On 17th February 2021, Eduardo Sanchez defended his thesis by zoom. Awarded by Toulouse III – Paul Sabatier University, his work was realized both at IRIT and IRT Saint Exupéry, under the supervision of EDMITT doctoral school.
The high quality and the relevance of Eduardo’s thesis contributed to get significant results as a part of Synapse project.
“Learning disentangled representations of satellite image time series in a weakly supervised manner.”
About this thesis
This work focuses on learning data representations of satellite image time series via an unsupervised learning approach. The main goal is to enforce the data representation to capture the relevant information from the time series to perform other applications of satellite imagery.
However, extracting information from satellite data involves many challenges since models need to deal with massive amounts of images provided by Earth observation satellites. Additionally, it is impossible for human operators to label such amount of images manually for each individual task (e.g. classification, segmentation, change detection, etc.). Therefore, we cannot use the supervised learning framework which achieves state-of-the-art results in many tasks.
To address this problem, unsupervised learning algorithms have been proposed to learn the data structure instead of performing a specific task. Unsupervised learning is a powerful approach since no labels are required during training and the knowledge acquired can be transferred to other tasks enabling faster learning with few labels.
In this work, we investigate the problem of learning disentangled representations of satellite image time series where a shared representation captures the spatial information across the images of the time series and an exclusive representation captures the temporal information which is specific to each image. We present the benefits of disentangling the spatio-temporal information of time series, e.g. the spatial information is useful to perform time-invariant image classification or segmentation while the knowledge about the temporal information is useful for change detection.
To accomplish this, we analyze some of the most prevalent unsupervised learning models such as the variational autoencoder (VAE) and the generative adversarial networks (GANs) as well as the extensions of these models to perform representation disentanglement. Encouraged by the successful results achieved by generative and reconstructive models, we propose a novel framework to learn spatio-temporal representations of satellite data. We prove that the learned disentangled representations can be used to perform several computer vision tasks such as classification, segmentation, information retrieval and change detection outperforming other state-of-the-art models. Nevertheless, our experiments suggest that generative and reconstructive models present some drawbacks related to the dimensionality of the data representation, architecture complexity and the lack of disentanglement guarantees.
In order to overcome these limitations, we explore a recent method based on mutual information estimation and maximization for representation learning without relying on image reconstruction or image generation. We propose a new model that extends the mutual information maximization principle to disentangle the representation domain into two parts.
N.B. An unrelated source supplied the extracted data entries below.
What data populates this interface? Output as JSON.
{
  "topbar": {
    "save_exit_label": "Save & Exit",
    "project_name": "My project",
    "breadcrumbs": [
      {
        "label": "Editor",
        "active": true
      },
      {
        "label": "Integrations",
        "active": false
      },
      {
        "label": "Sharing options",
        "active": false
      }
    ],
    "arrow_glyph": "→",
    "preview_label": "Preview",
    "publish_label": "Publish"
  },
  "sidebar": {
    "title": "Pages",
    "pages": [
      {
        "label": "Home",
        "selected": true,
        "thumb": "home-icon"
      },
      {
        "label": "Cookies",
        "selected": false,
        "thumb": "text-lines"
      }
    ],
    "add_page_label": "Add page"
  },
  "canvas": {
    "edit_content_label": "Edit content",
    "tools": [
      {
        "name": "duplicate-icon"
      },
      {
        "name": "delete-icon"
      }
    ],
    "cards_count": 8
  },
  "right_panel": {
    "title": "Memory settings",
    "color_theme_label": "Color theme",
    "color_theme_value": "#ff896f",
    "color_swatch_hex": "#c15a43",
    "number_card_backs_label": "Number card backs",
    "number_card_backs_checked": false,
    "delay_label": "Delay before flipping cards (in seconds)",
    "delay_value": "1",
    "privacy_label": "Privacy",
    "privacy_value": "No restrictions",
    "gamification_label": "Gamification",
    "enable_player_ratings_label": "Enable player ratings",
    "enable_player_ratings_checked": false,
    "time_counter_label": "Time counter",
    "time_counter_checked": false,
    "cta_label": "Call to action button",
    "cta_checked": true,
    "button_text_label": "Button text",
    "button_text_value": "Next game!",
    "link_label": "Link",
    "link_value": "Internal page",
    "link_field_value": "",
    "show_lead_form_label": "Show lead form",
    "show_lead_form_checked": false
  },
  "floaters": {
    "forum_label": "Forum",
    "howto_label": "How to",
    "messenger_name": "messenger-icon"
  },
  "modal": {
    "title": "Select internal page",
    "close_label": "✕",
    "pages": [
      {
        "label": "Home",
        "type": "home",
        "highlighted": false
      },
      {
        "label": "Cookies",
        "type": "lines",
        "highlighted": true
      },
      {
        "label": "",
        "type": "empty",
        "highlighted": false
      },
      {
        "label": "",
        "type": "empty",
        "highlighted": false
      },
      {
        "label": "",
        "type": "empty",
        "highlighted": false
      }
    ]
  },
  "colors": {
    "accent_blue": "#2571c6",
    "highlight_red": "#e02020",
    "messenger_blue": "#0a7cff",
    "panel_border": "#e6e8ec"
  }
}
In addition to the experiments performed on satellite data, we show that our model is able to deal with different kinds of datasets outperforming the state-of-the-art methods based on GANs and VAEs. Furthermore, we show that our mutual information based model is less computationally demanding yet more effective.
Finally, we show that our model is useful to create a data representation that only captures the class information between two images belonging to the same category. Disentangling the class or category of an image from other factors of variation provides a powerful tool to compute the similarity between pixels and perform image segmentation in a weakly-supervised manner.
SYNAPSE project helps operators and integrators of space, to remain competitive with the new entrants of digital world. In a context of massive and open data production ; enabling the provision of a service to more users, at higher-frequency and more responsively ; enabling tools and methods mostly from the Big Data world for the emergence of new applications.
|Elisa FROMONT||Jury President||IRISA|
|Ronan FABLET||Rapporter||IMT Atlantique|
|Mélanie DUCOFFE||Examiner||Airbus/IRT Saint Exupéry|
|Mathieu SERRURIER||Thesis Director||IRIT/IRT Saint Exupéry|
|Mathias OTNER||Thesis Co-Director||Airbus Defence & Space|
Eduardo Hugo Sanchez, Mathieu Serrurier, and Mathias Ortner. Learning disentangled representations of satellite image time series. In Proceedings of the European Conference on Machine Learning and Principles and Practice of Knowledge Discovery in Databases (ECML PKDD), Würzburg, 2019.
Eduardo Hugo Sanchez, Mathieu Serrurier, and Mathias Ortner. Image-to-image translation for satellite image time series representation learning. In Conférence sur l’Apprentissage automatique (CAp), Toulouse, 2019.
Eduardo Hugo Sanchez, Mathieu Serrurier, and Mathias Ortner. Learning disentangled representations via mutual information estimation. In Proceedings of the European Conference on Computer Vision (ECCV), Online, 2020.
Eduardo Hugo Sanchez, Mathieu Serrurier, and Mathias Ortner. Mutual information measure for image segmentation using few labels. In Proceedings of the European Conference on Machine Learning and Principles and Practice of Knowledge Discovery in Databases (ECML PKDD), Online, 2020.